Io lo vedrò a me favorevole; lo contempleranno i miei occhi, non quelli d'un altro
(Giobbe 19:27)

Giobbe era un uomo sofferente, in ogni senso: i suoi figli e le sue figlie sono morti, sua moglie l'ha abbandonato, non ha più beni e bestiame e il suo fisico è minato da una terribile malattia che ha invaso tutto il suo corpo. Ma Lui ha una certezza: vedrà Dio! "E quando, dopo la mia pelle, sarà distrutto questo corpo, senza la mia carne, vedrò Dio. Io lo vedrò a me favorevole; lo contempleranno i miei occhi, non quelli d'un altro; il cuore, dal desiderio, mi si consuma!" Giobbe non sa nulla circa la resurrezione, non ha letto trattati sull'aldilà, eppure sa che lo aspetta un'eternità da vivere alla presenza del Signore. Molti secoli dopo, l'apostolo Giovanni scrive: "Carissimi, ora siamo figli di Dio, ma non è stato ancora manifestato ciò che saremo. Sappiamo che quand'Egli sarà manifestato saremo simili a Lui, perché lo vedremo com'Egli è.

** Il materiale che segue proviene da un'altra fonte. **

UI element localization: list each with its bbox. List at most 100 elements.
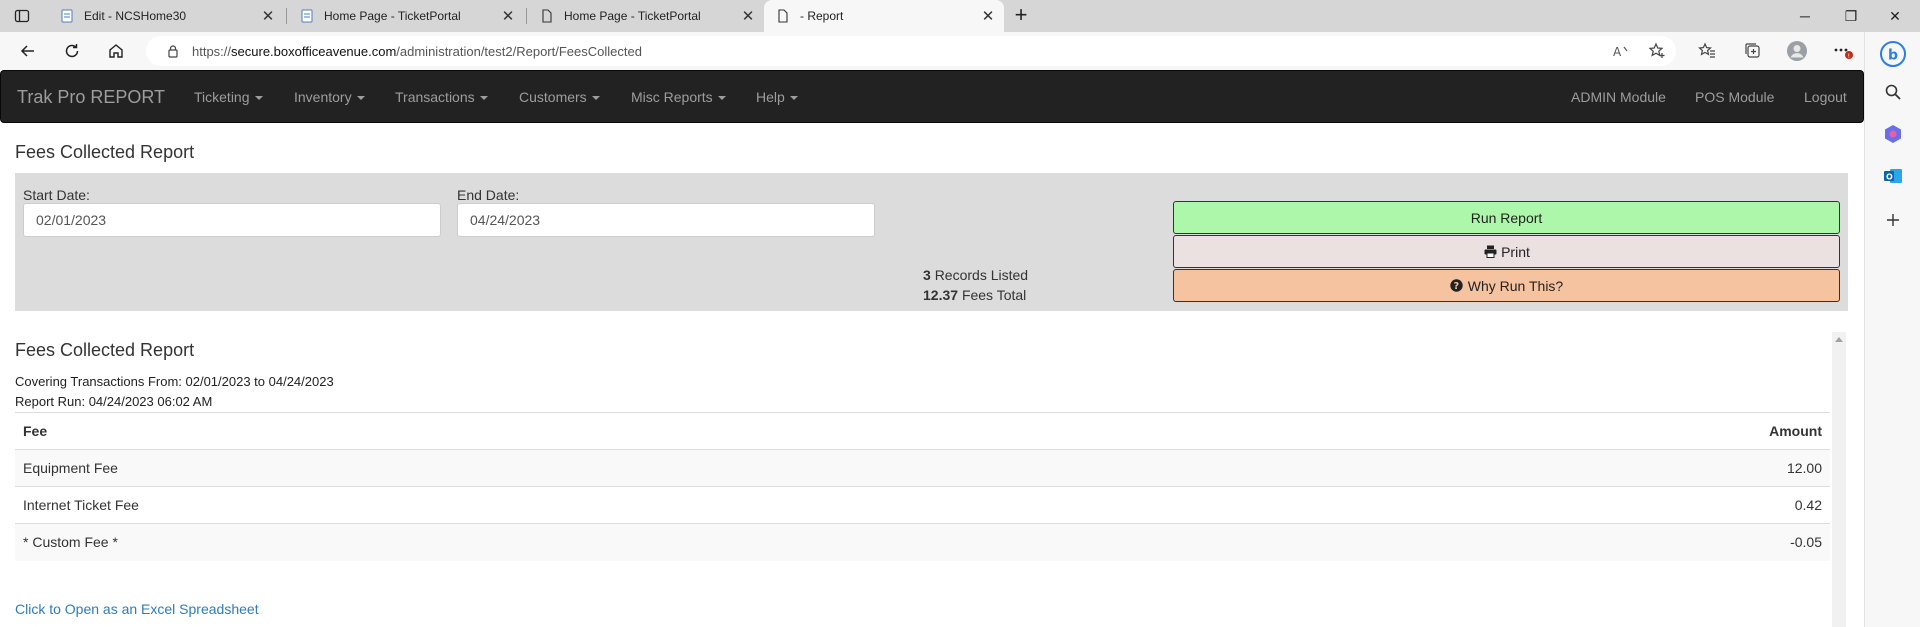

E chiunque ha questa speranza in Lui, si purifica com'Egli è puro". Vedremo Dio come Egli è! I nostri occhi lo contempleranno. Gesù ci ha promesso: "Io vado davanti a voi a prepararvi un luogo e quando lo avrò preparato vi accoglierò, affinché dove sono io, sarete ancora voi". Essere con Cristo, questa è la beata speranza dei redenti. È anche la tua?